Don MacLeod's recent article in the Education Guardian on the latest QAA report made interesting reading. Not so much because it questioned the rigour of using external examiners but more for the comments about the lack of feedback to the students. Quote “The single intervention by universities and colleges that would improve the quality of the student experience would be the improvement of assessment practices … In a substantial number of cases, feedback on students' work could be more extensive and appropriate. Feedback was sometime subject to prolonged delay, and annotated comments were often perfunctory. Such practice was seen as underming the principal purpose of providing feedback to promote students' learning.”
I suspect that the reasons for feedback not being incorporated either from external examiners or to students are many, but time and increased student numbers are likely to be contributing factors.

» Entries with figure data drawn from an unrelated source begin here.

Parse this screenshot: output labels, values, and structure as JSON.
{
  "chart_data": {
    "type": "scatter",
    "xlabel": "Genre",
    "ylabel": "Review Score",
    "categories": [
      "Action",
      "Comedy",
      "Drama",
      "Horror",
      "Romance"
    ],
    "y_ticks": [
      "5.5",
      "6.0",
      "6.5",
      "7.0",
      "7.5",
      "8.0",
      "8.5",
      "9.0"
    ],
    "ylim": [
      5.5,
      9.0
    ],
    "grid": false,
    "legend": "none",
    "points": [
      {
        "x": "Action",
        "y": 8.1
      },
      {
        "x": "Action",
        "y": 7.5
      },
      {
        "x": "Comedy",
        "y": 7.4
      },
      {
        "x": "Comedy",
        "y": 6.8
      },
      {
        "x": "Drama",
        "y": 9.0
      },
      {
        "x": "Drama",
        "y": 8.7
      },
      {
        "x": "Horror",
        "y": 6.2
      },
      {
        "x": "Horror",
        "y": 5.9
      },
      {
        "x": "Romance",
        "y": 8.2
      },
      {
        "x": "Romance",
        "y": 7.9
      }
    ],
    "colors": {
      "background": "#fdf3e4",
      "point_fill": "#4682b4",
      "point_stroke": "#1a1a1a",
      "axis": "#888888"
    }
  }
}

Graham Gibbs and Clare Simpson in their article 'Does your assessment support your students' learning?' (Journal of Teaching and Learning in Higher Education, awaiting publication) argue that formative, self-assessment and peer-assessment and coursework all allow for better feedback opportunities than assessments 'tagged' on the end of a course. They outline the conditions under which assessments can support learning including looking at the quantity, timing and quality of feedback.

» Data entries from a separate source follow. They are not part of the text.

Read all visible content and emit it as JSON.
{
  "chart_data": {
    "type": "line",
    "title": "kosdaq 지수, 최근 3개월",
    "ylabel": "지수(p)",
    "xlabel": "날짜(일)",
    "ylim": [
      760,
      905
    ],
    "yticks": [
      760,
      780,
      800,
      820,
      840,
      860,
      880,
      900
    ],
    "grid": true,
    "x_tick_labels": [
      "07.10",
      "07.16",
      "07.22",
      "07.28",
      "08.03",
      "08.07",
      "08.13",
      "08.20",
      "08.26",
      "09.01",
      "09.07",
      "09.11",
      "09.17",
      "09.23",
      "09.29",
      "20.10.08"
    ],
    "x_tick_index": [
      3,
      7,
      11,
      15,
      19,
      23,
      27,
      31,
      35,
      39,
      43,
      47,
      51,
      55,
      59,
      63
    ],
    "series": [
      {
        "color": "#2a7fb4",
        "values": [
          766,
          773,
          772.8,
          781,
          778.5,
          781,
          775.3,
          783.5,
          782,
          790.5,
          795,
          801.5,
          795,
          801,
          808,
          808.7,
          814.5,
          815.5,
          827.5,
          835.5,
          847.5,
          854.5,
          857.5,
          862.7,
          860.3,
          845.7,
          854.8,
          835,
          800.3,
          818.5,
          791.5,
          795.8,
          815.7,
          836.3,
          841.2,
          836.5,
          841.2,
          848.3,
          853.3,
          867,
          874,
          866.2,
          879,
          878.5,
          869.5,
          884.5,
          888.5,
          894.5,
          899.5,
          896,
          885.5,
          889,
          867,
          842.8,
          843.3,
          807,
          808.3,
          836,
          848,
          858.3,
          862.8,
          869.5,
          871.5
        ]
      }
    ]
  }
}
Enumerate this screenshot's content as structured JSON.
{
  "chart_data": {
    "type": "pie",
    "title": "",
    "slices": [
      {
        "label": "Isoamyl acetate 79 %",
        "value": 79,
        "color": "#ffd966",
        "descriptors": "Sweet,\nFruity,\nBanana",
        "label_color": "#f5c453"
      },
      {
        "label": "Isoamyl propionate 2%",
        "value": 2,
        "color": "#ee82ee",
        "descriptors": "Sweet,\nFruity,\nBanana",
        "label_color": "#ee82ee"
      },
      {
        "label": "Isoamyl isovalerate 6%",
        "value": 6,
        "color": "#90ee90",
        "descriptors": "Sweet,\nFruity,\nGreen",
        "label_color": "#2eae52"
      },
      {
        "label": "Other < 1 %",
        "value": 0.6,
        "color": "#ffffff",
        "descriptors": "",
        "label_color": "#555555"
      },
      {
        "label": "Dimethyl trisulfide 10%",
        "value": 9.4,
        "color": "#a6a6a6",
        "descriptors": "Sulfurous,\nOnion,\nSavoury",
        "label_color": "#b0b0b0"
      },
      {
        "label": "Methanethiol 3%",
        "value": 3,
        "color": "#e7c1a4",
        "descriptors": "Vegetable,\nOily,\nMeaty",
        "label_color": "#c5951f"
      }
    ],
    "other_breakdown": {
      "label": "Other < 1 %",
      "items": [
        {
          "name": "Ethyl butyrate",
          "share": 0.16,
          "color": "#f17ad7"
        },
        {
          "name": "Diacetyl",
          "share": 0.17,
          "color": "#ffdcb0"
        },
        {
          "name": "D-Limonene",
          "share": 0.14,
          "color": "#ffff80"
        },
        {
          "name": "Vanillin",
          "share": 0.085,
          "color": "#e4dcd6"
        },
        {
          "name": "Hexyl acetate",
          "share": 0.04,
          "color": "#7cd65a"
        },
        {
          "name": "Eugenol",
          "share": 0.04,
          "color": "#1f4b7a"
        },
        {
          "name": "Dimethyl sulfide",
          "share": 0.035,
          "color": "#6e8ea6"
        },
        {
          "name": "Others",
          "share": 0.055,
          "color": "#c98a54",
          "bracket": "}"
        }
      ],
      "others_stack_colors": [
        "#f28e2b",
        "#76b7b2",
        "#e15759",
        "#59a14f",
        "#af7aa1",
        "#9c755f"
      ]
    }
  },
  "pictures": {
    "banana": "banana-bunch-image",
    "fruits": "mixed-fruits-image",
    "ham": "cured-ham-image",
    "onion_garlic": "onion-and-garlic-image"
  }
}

By way of example, here's a mini-case study from my own institution; one which I'm sure is very familiar to those working at the 'coal face' in higher education.
A lecturer has sole responsibility for over 200 students making the opportunities for feedback to individual or even small seminar size groups of students practically impossible. Instead of just accepting this, all too common, scenario we are developing and testing a prototype bespoke tool which we have built on weblog principles. Our GroupLog aids the lecturer in providing meaningful feedback to all students.

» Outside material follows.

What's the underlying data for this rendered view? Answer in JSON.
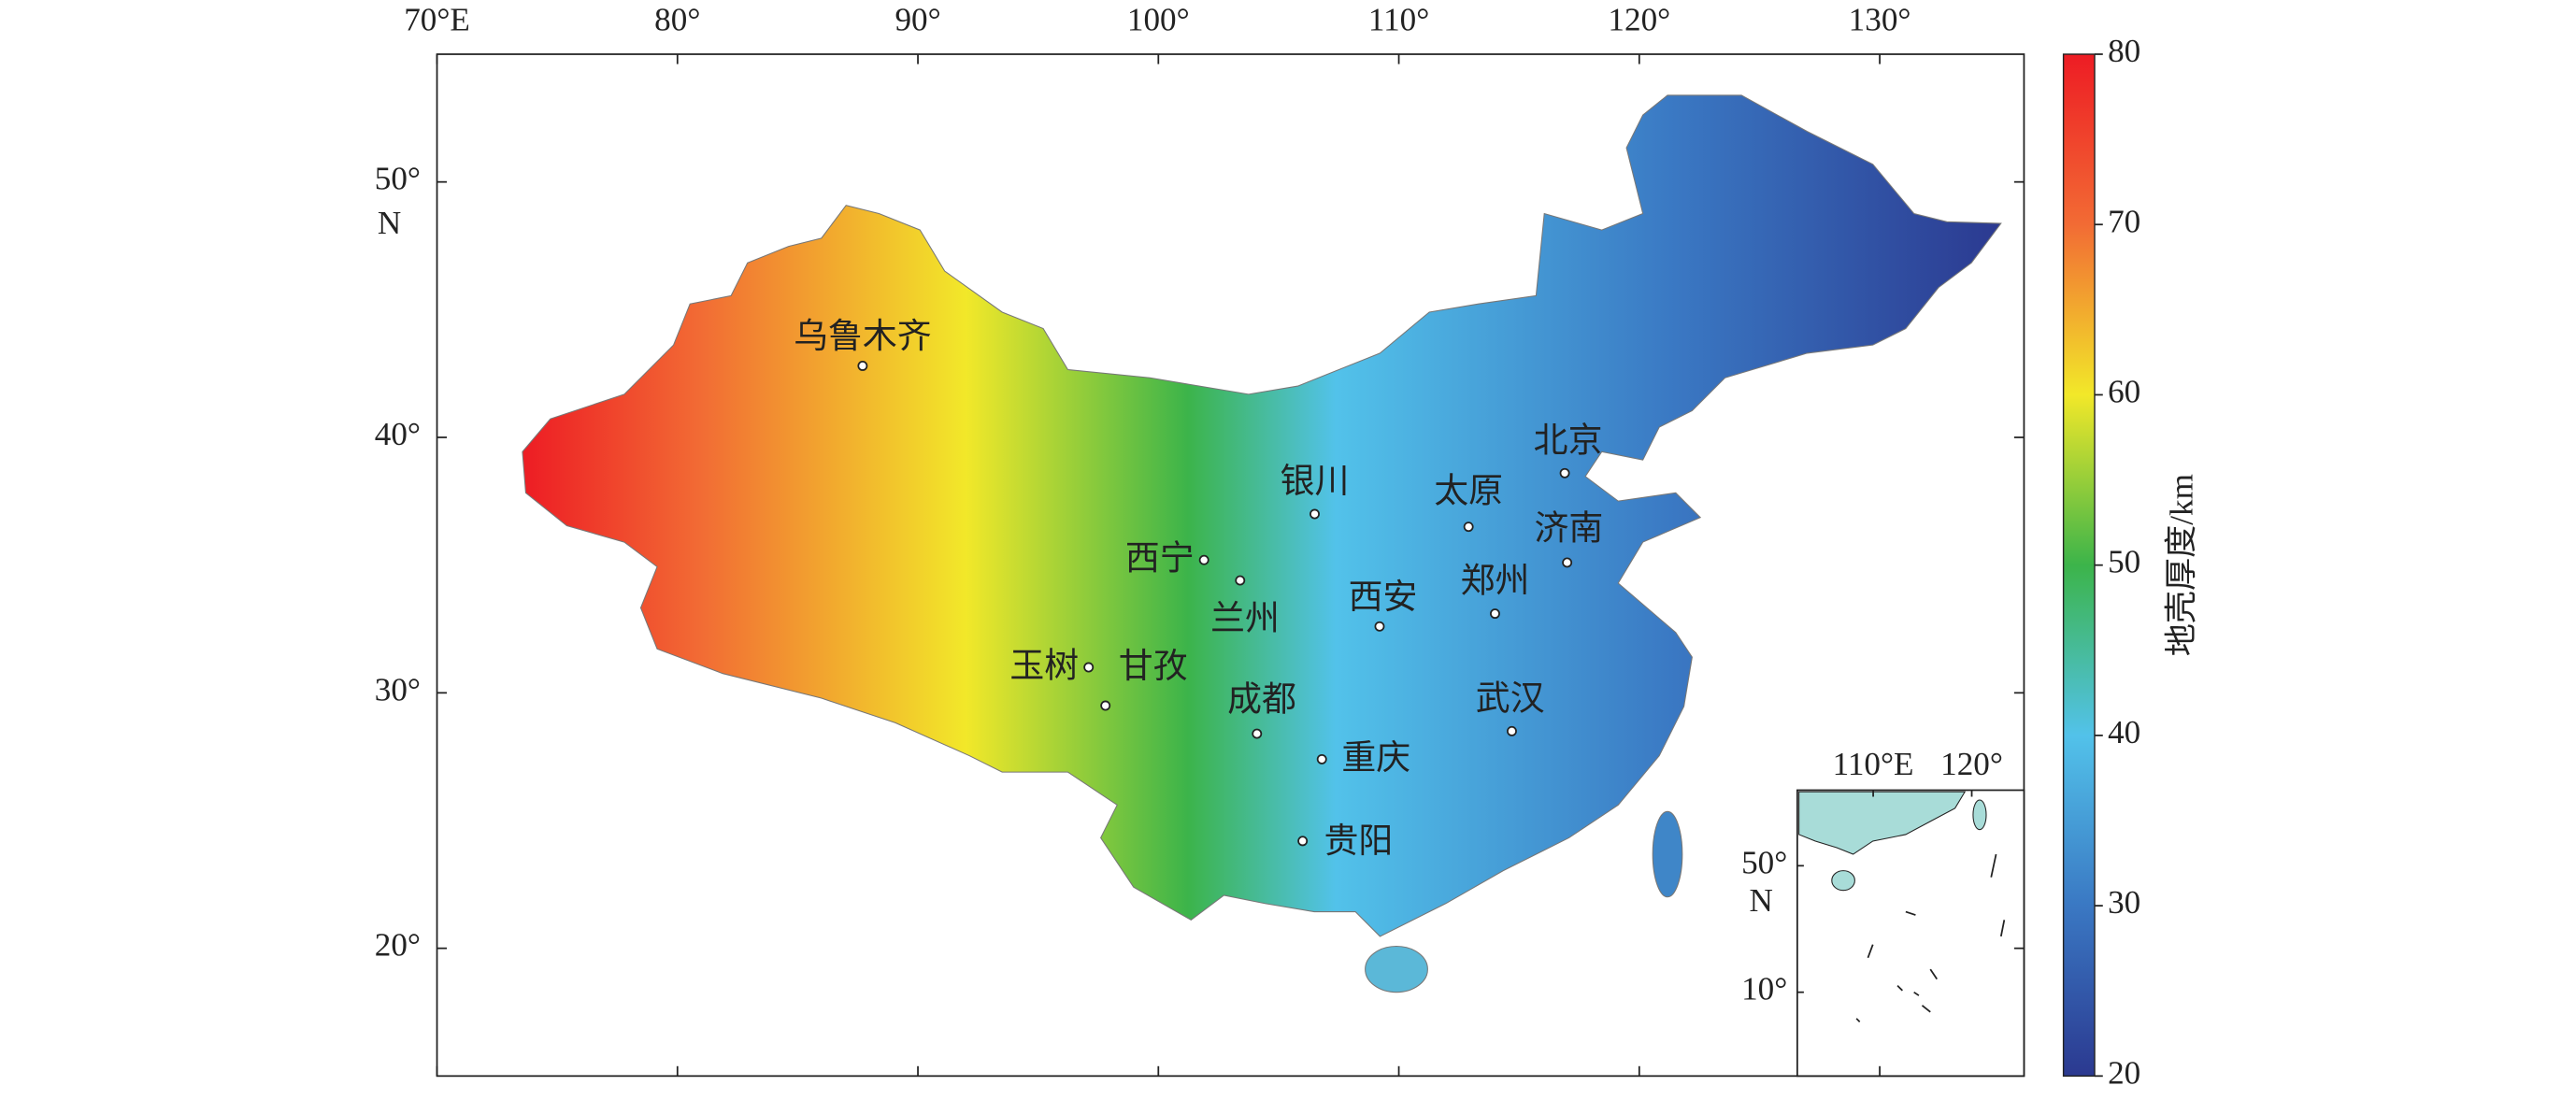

An activity is created and posted by the lecturer. Students work in groups to research the activity and formulate their response. Each group then privately posts their response (in a similar way to the way I'm writing this article) back to system. The lecturer can review all the group responses and then posts their response, highlighting points made by students and pointing out gaps as necessary. One of the benefits we have found from our weblog-influenced tool is that as well as the students being able to view the lecturer's response they can also view all of the other groups responses; students, therefore, have the opportunity for meaningful feedback and peer-learning.
GroupLog is still very much a work in progress but students have been positive about it so far and we hope to develop the concept and tool further.